Cathy Johnston, manager-instructor at Brookline Technical Institute’s hair-styling school in Anaheim, believes that modern barbers also must be flexible.

“A barber today should be able to do everything. You have to continue your education if you want to stay current,” she said. “When my students graduate, they are able to do all the old-time barber skills that I still treasure, as well as what’s needed for the contemporary styling. Flat-tops came back. You need to be able to do it all.”

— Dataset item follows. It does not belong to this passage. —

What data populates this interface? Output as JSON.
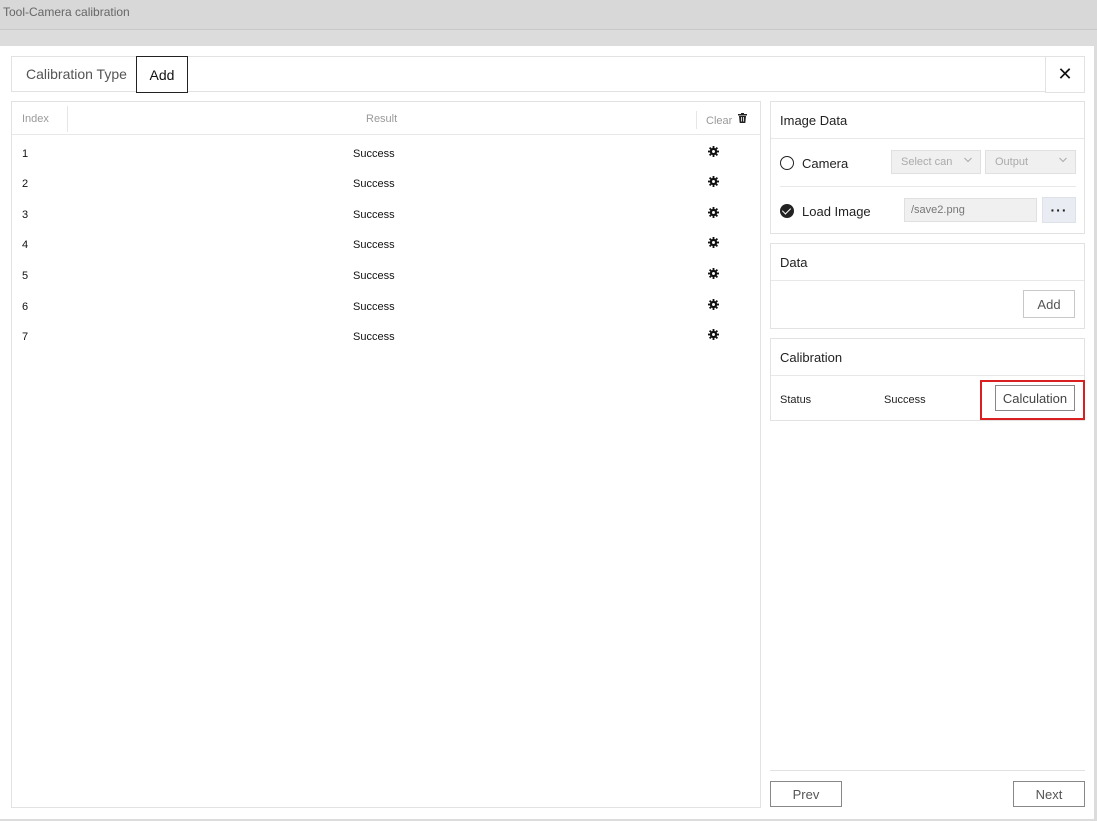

Johnston agreed that a shop owner also must have some business savvy. She pointed out that shops have hiked haircut prices because of rising rents and new insurance requirements. And like the movie-theater owner who profits from popcorn sales, the modern shop owner should push plenty of hair-care products as another source of revenue, she said.

Still, Johnston does not believe that old-time barbers ought to throw in the towel. “There’s room for everybody,” she said. “There are shops that do haircuts for men, one after another. There’s a need for that. I’m not snobbish about it at all.”

Also optimistic is Quinton (Red) Carter, director of the barber and hair stylists division of the Los Angeles County unit of the United Food and Commercial Workers. “The trend among males is back to the tapered haircut,” he said. “The old-fashioned barber shop is very busy because they know how to do what these people want. They know how to give a tapered haircut and a flat-top.”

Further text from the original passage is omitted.